Tomás Moro, educado fundamentalmente en Oxford, fue un distinguido abogado que se destacó en el ejercicio de su profesión; pero, a la vez fue un hombre dotado de una cultura amplísima que lo empujó, por ejemplo, en el camino de la literatura. Ingresó a la vida política como miembro del Parlamento y ahí sobresalió hasta el punto de que el rey de entonces, Enrique VIII, se fijó en él y lo llevó a su corte. Rápidamente ascendió y en 1529 fue nombrado Lord Canciller del reino, esto es, el equivalente a un primer ministro. Duró poco, sin embargo, en ese cargo. Como bien se sabe, exasperado porque Roma no invalidaba su matrimonio con Catalina de Aragón, el rey tomó la decisión de separar a Inglaterra de la obediencia al Papa y fundar su propia Iglesia a cuya cabeza estaría él mismo. Como Moro no aceptó validar explícitamente la decisión del rey, fue juzgado por alta traición, condenado y decapitado en la fecha que hemos señalado.
Cuando tomó sus decisiones, Tomás Moro sabía lo que le esperaba; aun así, no vaciló y enfrentó la muerte antes que desconocer la jerarquía de su obediencia: "Muero siendo el buen siervo del rey, pero primero de Dios".
Moro no erraba al percibir cómo, tras negar la autoridad pontificia y, por lo tanto, la unidad del magisterio en materias de fe y moral, los diferentes estados de la Europa de la época no tardarían en enfrentarse en guerras cada vez más sangrientas y destructivas y que la misma unidad social al interior de cada uno de ellos se vería gravemente comprometida. A la autonomía proclamada por el rey siguió la que fue haciendo cada súbdito en el ámbito de su propia fuerza y poder, hasta que se vieron enfrentados unos con otros. La doctrina de la lucha de clases, aunque posterior, fue así una lógica consecuencia de la pérdida de unidad que implicó en general la Reforma Protestante y, dentro de ella, la rebelión de Enrique VIII.

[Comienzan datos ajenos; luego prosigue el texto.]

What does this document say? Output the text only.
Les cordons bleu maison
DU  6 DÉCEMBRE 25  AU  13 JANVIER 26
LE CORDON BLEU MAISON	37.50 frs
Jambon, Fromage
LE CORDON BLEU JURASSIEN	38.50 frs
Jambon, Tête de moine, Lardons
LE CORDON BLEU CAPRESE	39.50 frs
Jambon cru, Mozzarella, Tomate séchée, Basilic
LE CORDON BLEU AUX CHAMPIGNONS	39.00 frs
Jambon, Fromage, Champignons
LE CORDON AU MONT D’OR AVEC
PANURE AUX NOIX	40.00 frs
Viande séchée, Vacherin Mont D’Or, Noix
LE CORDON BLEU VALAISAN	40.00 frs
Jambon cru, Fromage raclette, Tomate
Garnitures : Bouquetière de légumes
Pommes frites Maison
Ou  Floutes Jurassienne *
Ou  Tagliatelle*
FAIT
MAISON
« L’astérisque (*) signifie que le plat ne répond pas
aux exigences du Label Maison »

Santo Tomás Moro murió fiel a sus principios que lo impulsaban a la unidad oponiéndose a la disgregación. Es decir, a hacer del bien común una efectiva prioridad, aunque al frente se encontrara el poder y él tuviera que pagar su opción con la propia vida. De esa fidelidad, esencial para la paz social, Moro hizo un ejemplo que desafía a los políticos de ayer, de hoy y de mañana a vivir a fondo las exigencias de servicio a la patria propias de sus funciones que, a pesar de todo, son siempre muy elevadas.